Aside from platforms where there is no LLVM backend
Is that a non marginal usecase?
Side discussion on LLVM C backend
you could just as easily just generate a binary directly.
I’m just surmising here: Would this require carrying LLVM patches? Do these patches have a non negligible affect on distribution size? Would the C generated code be smaller due to not requiring these patches?
If yes to all three questions, then going through C would seem to help to a valuable degree.
It is a very marginal use case.
Would this require carrying LLVM patches?
The LLVM frontend would still require the same patches it has now in order to function correctly and generate correct output, regardless of whether the output is native machine code or C code.
Do these patches have a non negligible affect on distribution size?
Distribution size of what? The patches are small. The main “negative” effect of requiring patches to LLVM is that we cannot use the “vanilla” LLVM libraries that distros ship so Julia has to include its own patched copy of libLLVM. I’m not entirely sure why anyone is upset about a 40 MB shared library in 2019.
Would the C generated code be smaller due to not requiring these patches?
No, it has no affect on the size of the generated output. The patches are required to generate correct code that doesn’t crash, however. We generally consider not crashing a good thing.
I think I’m referring to distributing code to users who don’t care about the source language or LLVM, and you are talking about the source machine, correct?
For example, it seems running the LLVM generated code on another Julia naive machine would require bundling the 40 mb llvm library.
No, not if the generated c code doesn’t need it.
Yes, that’s my point. Using generated C code saves 40mb from the bundle when distributed to another Julia naive machine…hence the benefit of the LLVM c backend.
But what about memory management and generated functions?
No I’m saying that llvm generated binary code does not need llvm runtime to run either.
Ie there’s no saving.
Memory management and generated functions are completely irrelevant to the backend.
They’re irrelevant to the backend’s operation, but they’re not irrelevant to how the generated C code can actually be utilized by an end user. If I use llvm-cbe to compile down some Julia code to C, and that code relies on using Tasks, generated functions, etc., then what else will I have to ship with that C code to get the final application to build and run? That was the point of the original discussion that this thread was forked from.
Nothing you mentioned will be different if c back end is used. (If even usable)…
So to be specific, one would still have to ship libjulia and any dynamic libraries that are called by the compiled C code (like if it has non-precompiled generated functions, so codegen needs to be run).
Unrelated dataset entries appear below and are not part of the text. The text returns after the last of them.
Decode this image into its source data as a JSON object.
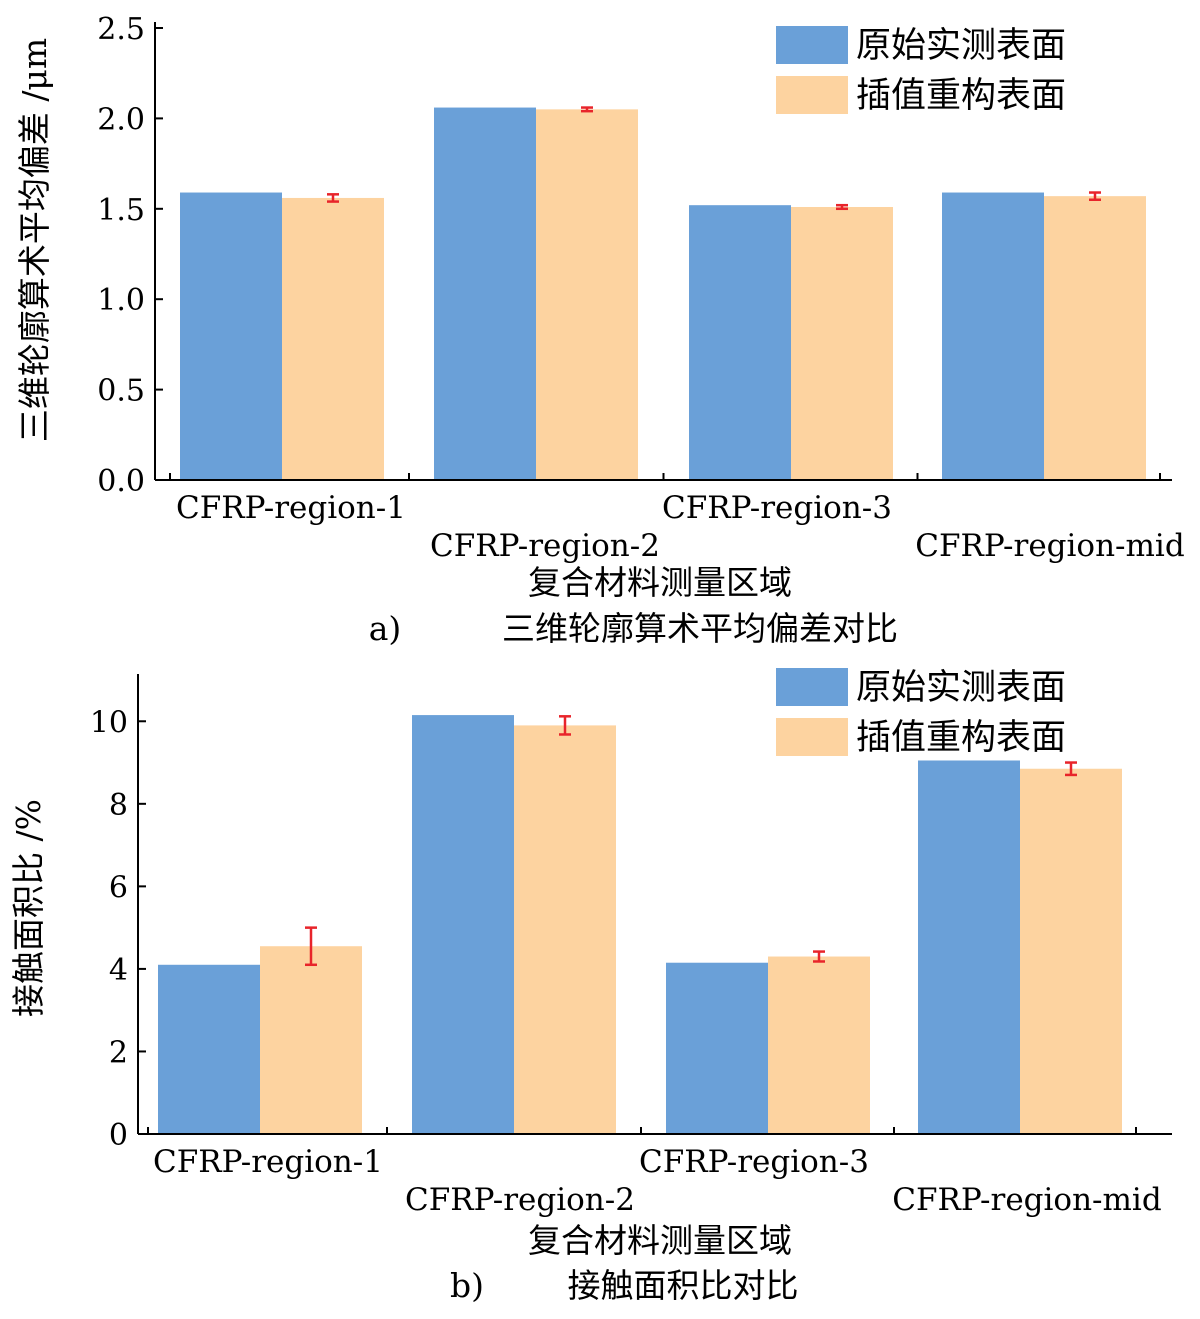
{
  "colors": {
    "original": "#6aa0d8",
    "reconstructed": "#fdd3a0",
    "error_bar": "#e8242a",
    "axis": "#000000"
  },
  "chart_data": [
    {
      "type": "bar",
      "title": "",
      "caption_label": "a)",
      "caption_text": "三维轮廓算术平均偏差对比",
      "xlabel": "复合材料测量区域",
      "ylabel": "三维轮廓算术平均偏差 /μm",
      "ylim": [
        0,
        2.5
      ],
      "yticks": [
        0.0,
        0.5,
        1.0,
        1.5,
        2.0,
        2.5
      ],
      "ytick_labels": [
        "0.0",
        "0.5",
        "1.0",
        "1.5",
        "2.0",
        "2.5"
      ],
      "categories": [
        "CFRP-region-1",
        "CFRP-region-2",
        "CFRP-region-3",
        "CFRP-region-mid"
      ],
      "legend": {
        "position": "top-right"
      },
      "series": [
        {
          "name": "原始实测表面",
          "values": [
            1.59,
            2.06,
            1.52,
            1.59
          ]
        },
        {
          "name": "插值重构表面",
          "values": [
            1.56,
            2.05,
            1.51,
            1.57
          ],
          "errors": [
            0.02,
            0.01,
            0.01,
            0.02
          ]
        }
      ]
    },
    {
      "type": "bar",
      "title": "",
      "caption_label": "b)",
      "caption_text": "接触面积比对比",
      "xlabel": "复合材料测量区域",
      "ylabel": "接触面积比 /%",
      "ylim": [
        0,
        11
      ],
      "yticks": [
        0,
        2,
        4,
        6,
        8,
        10
      ],
      "ytick_labels": [
        "0",
        "2",
        "4",
        "6",
        "8",
        "10"
      ],
      "categories": [
        "CFRP-region-1",
        "CFRP-region-2",
        "CFRP-region-3",
        "CFRP-region-mid"
      ],
      "legend": {
        "position": "top-right"
      },
      "series": [
        {
          "name": "原始实测表面",
          "values": [
            4.1,
            10.15,
            4.15,
            9.05
          ]
        },
        {
          "name": "插值重构表面",
          "values": [
            4.55,
            9.9,
            4.3,
            8.85
          ],
          "errors": [
            0.45,
            0.22,
            0.12,
            0.15
          ]
        }
      ]
    }
  ]
}
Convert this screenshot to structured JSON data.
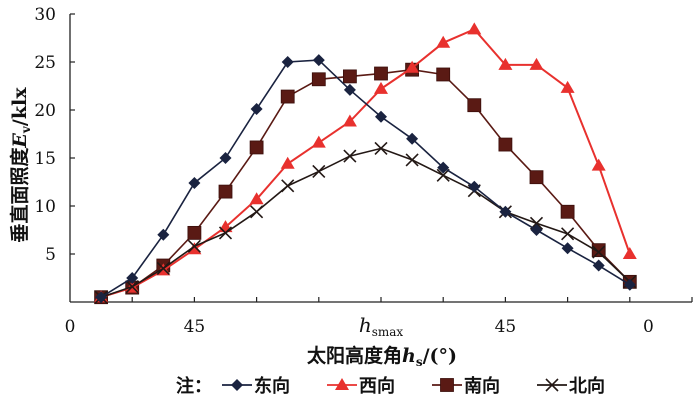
{
  "chart_data": {
    "type": "line",
    "ylabel": {
      "main": "垂直面照度",
      "var": "E",
      "sub": "v",
      "unit": "/klx"
    },
    "xlabel": {
      "main": "太阳高度角",
      "var": "h",
      "sub": "s",
      "unit": "/(°)"
    },
    "ylim": [
      0,
      30
    ],
    "xlim": [
      0,
      20
    ],
    "yticks": [
      5,
      10,
      15,
      20,
      25,
      30
    ],
    "xtick_marks": [
      2,
      4,
      6,
      8,
      10,
      12,
      14,
      16,
      18,
      20
    ],
    "xtick_labels": [
      {
        "x": 0,
        "text": "0"
      },
      {
        "x": 4,
        "text": "45"
      },
      {
        "x": 10,
        "text": "h",
        "sub": "smax"
      },
      {
        "x": 14,
        "text": "45"
      },
      {
        "x": 18.6,
        "text": "0"
      }
    ],
    "x": [
      1,
      2,
      3,
      4,
      5,
      6,
      7,
      8,
      9,
      10,
      11,
      12,
      13,
      14,
      15,
      16,
      17,
      18
    ],
    "grid": false,
    "legend_prefix": "注：",
    "legend_placement": "bottom",
    "series": [
      {
        "name": "东向",
        "marker": "diamond",
        "color": "#1a2340",
        "values": [
          0.5,
          2.5,
          7.0,
          12.4,
          15.0,
          20.1,
          25.0,
          25.2,
          22.1,
          19.3,
          17.0,
          14.0,
          12.0,
          9.4,
          7.5,
          5.6,
          3.8,
          1.8
        ]
      },
      {
        "name": "西向",
        "marker": "triangle",
        "color": "#e8312e",
        "values": [
          0.5,
          1.5,
          3.3,
          5.5,
          7.8,
          10.7,
          14.4,
          16.6,
          18.8,
          22.2,
          24.4,
          27.0,
          28.4,
          24.7,
          24.7,
          22.3,
          14.2,
          5.0
        ]
      },
      {
        "name": "南向",
        "marker": "square",
        "color": "#5a1a14",
        "values": [
          0.5,
          1.5,
          3.8,
          7.2,
          11.5,
          16.1,
          21.4,
          23.2,
          23.5,
          23.8,
          24.2,
          23.7,
          20.5,
          16.4,
          13.0,
          9.4,
          5.4,
          2.1
        ]
      },
      {
        "name": "北向",
        "marker": "x",
        "color": "#231815",
        "values": [
          0.5,
          1.6,
          3.5,
          5.8,
          7.2,
          9.4,
          12.1,
          13.6,
          15.2,
          16.0,
          14.8,
          13.2,
          11.6,
          9.4,
          8.2,
          7.1,
          5.2,
          2.1
        ]
      }
    ]
  }
}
Is that correct?
Edit: If so, then the thing that the llvm-cbe backend gives us is not necessarily much better than what PackageCompiler gives us. We really only get the benefit of having (maybe readable) source that can be compiled locally, but the total size of a compiled application and shipped binaries may still be huge compared to other programs which compile down to a single static binary.
Since Julia is JITted these are the same unless you’re able to completely statically compile your program to something that doesn’t need JIT. If that’s the case you can generate a binary that doesn’t depend on libLLVM regardless of what backend it uses.
If the resulting program doesn’t need to be able to generate more code then you don’t need libLLVM regardless of which backend you use.
If you simply switch to the c backend, yes.
If you can remove that dependency when using c backend, then the same dependency can be removed when using other backend exactly the same way.